So, the early Christians not only had a growing number of texts at their disposal for use in their worship and teaching, they also had an informal understanding about what their spiritual tradition was. They called this understanding the “rule of faith,” which can be understood as a somewhat fluid summary of the community’s beliefs and values: of what it understood the Bible, both Old and (later) New Testaments, to teach. There is no one “canonical” wording of this rule, but here is that of Irenaeus in his Demonstration of the Apostolic Preaching (late 2nd century):
This then is the order of the rule of our faith, and the foundation of the building, and the stability of our conversation: God, the Father, not made, not material, invisible; one God, the creator of all things: this is the first point of our faith. The second point is: The Word of God, Son of God, Christ Jesus our Lord, who was manifested to the prophets according to the form of their prophesying and according to the method of the dispensation of the Father: through whom all things were made; who also at the end of the times, to complete and gather up all things, was made man among men, visible and tangible, in order to abolish death and show forth life and produce a community of union between God and man. And the third point is: The Holy Spirit, through whom the prophets prophesied, and the fathers learned the things of God, and the righteous were led forth into the way of righteousness; and who in the end of the times was poured out in a new way upon mankind in all the earth, renewing man unto God.

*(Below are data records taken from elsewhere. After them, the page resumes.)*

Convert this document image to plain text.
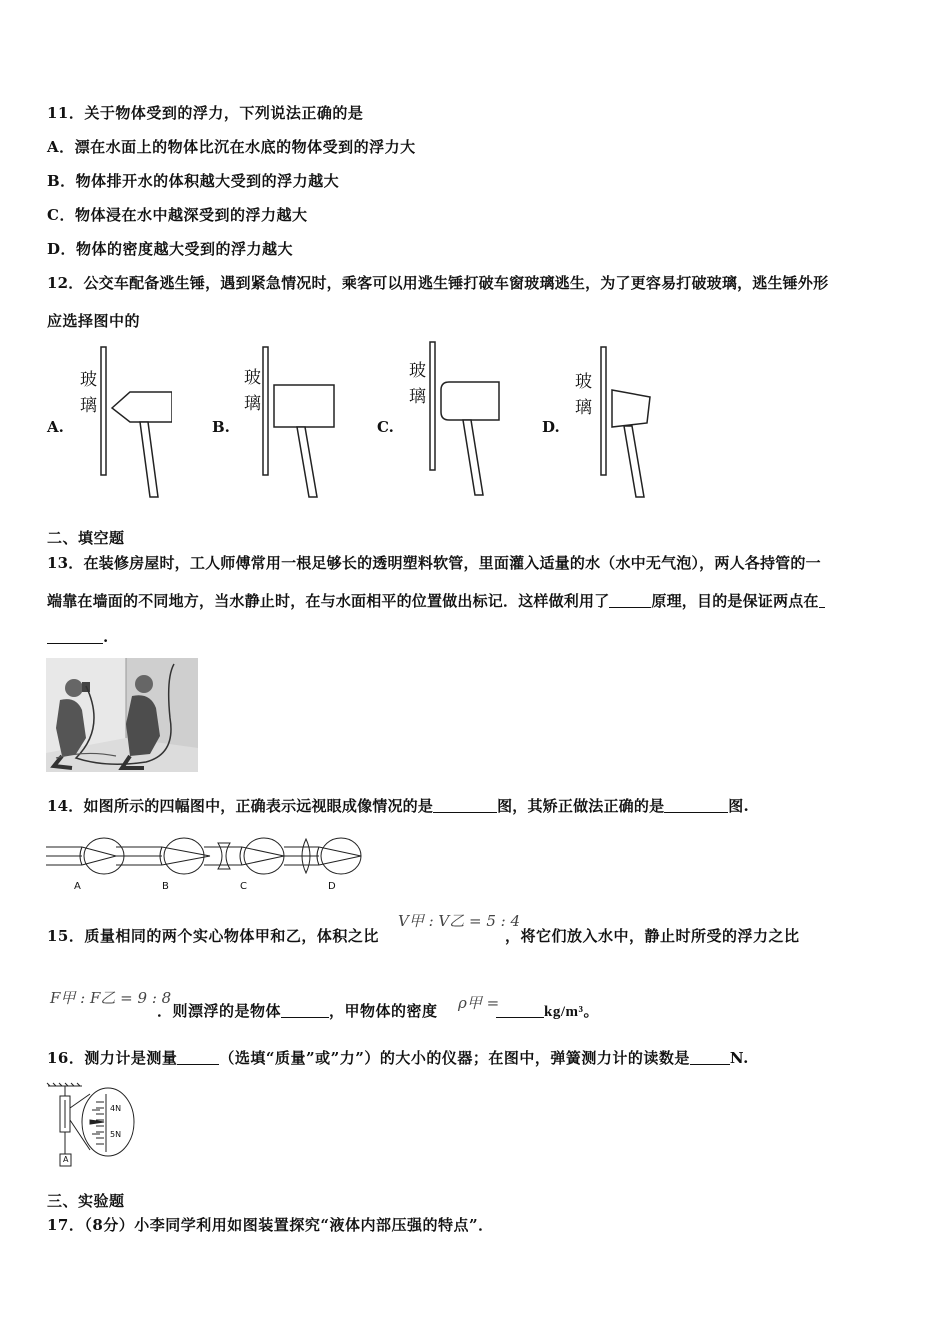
11．关于物体受到的浮力，下列说法正确的是
A．漂在水面上的物体比沉在水底的物体受到的浮力大
B．物体排开水的体积越大受到的浮力越大
C．物体浸在水中越深受到的浮力越大
D．物体的密度越大受到的浮力越大
12．公交车配备逃生锤，遇到紧急情况时，乘客可以用逃生锤打破车窗玻璃逃生，为了更容易打破玻璃，逃生锤外形
应选择图中的
A.	B.	C.	D.
玻
璃
玻
璃
玻
璃
玻
璃
二、填空题
13．在装修房屋时，工人师傅常用一根足够长的透明塑料软管，里面灌入适量的水（水中无气泡），两人各持管的一
端靠在墙面的不同地方，当水静止时，在与水面相平的位置做出标记．这样做利用了	原理，目的是保证两点在
.
14．如图所示的四幅图中，正确表示远视眼成像情况的是	图，其矫正做法正确的是	图.
A	B	C	D
15．质量相同的两个实心物体甲和乙，体积之比
V甲 : V乙 = 5 : 4
，将它们放入水中，静止时所受的浮力之比
F甲 : F乙 = 9 : 8
．则漂浮的是物体	，甲物体的密度 ρ甲 =	kg/m³。
16．测力计是测量	（选填“质量”或”力”）的大小的仪器；在图中，弹簧测力计的读数是	N.
4N
5N
A
三、实验题
17．（8分）小李同学利用如图装置探究“液体内部压强的特点”．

Astute readers will note both the trinitarian structure of this rule as well as the verbal parallels to later creeds of the church.
Decisions about how to interpret the Bible — and what books belonged in the canon — were largely answered by recourse to the rule of faith. Texts in conformity with the rule were accepted; texts that violated the rule were rejected. And all texts were interpreted with the rule of faith as a template or interpretive grid. Irenaeus compared the biblical interpretations of the Gnostics, for example, as if someone took the tiles of a beautiful mosaic picture of a king and rearranged them so as to make a shoddy picture of an animal instead (Against Heresies 1.8.1). They used the same data, but came to the wrong conclusions because their interpretations fell outside the rule of faith.
4. The Canonization of the New Testament Did Not Take Place in a Vacuum.
The canonization process took place as the early Christians ironed out their beliefs and its Scriptures in polemical confrontation both with the Jews and with heretical or schismatic elements within the church. We can remember of the most significant challenges by recalling the Three M’s:
(1) Marcion. Marcion was a semi-Gnostic teacher active in the middle of the second century. He published the first “Christian” canon based on his conviction that Paul was Jesus’ greatest interpreter and that there was an uncrossable divide between the Law of Moses and the gospel of Christ. Marcion’s canon thus had no Old Testament at all, ten of Paul’s letters (the Pastorals are excluded), and a severely redacted version of Luke’s Gospel. This resulted in an overly restricted canon.
(2) Montanism. At the other extreme was Montanism, which also seems to have been been born in the middle of the second century. Montanus and his followers emphasized immediate spiritual experiences and claimed special revelations and visions, which they wrote down in additional sacred texts. This resulted in an overly expanded canon. [Update: Obviously, Gnosticism, with its abundance of texts, was also a major factor here. But, you know, alliteration.]
(3) The Mishnah. The Mishnah is the codification of Jewish oral traditions, many of which undoubtedly reach back to the first century AD. It provides a authoritative interpretation of the Law and thus a guide to the proper understanding of the biblical texts of Judaism. Since the church also claimed to interpret rightly the texts of the Jewish Bible, production of the Mishnah (c. AD 200) called for a corresponding development among Christians.
The New Testament canon in its present form was basically settled by the early third century, although some books (e.g., Hebrews, Revelation) were not yet universally accepted and others (e.g., Barnabas, Shepherd of Hermas) were not yet definitely excluded. In his Paschal Letter of AD 367, Athanasius gives us the first extant New Testament canon list matching the twenty-seven books Christians acknowledge today. This effectively settled the matter in the East; in the West, the Council of Carthage (397) arrived at the same canon as Athanasius.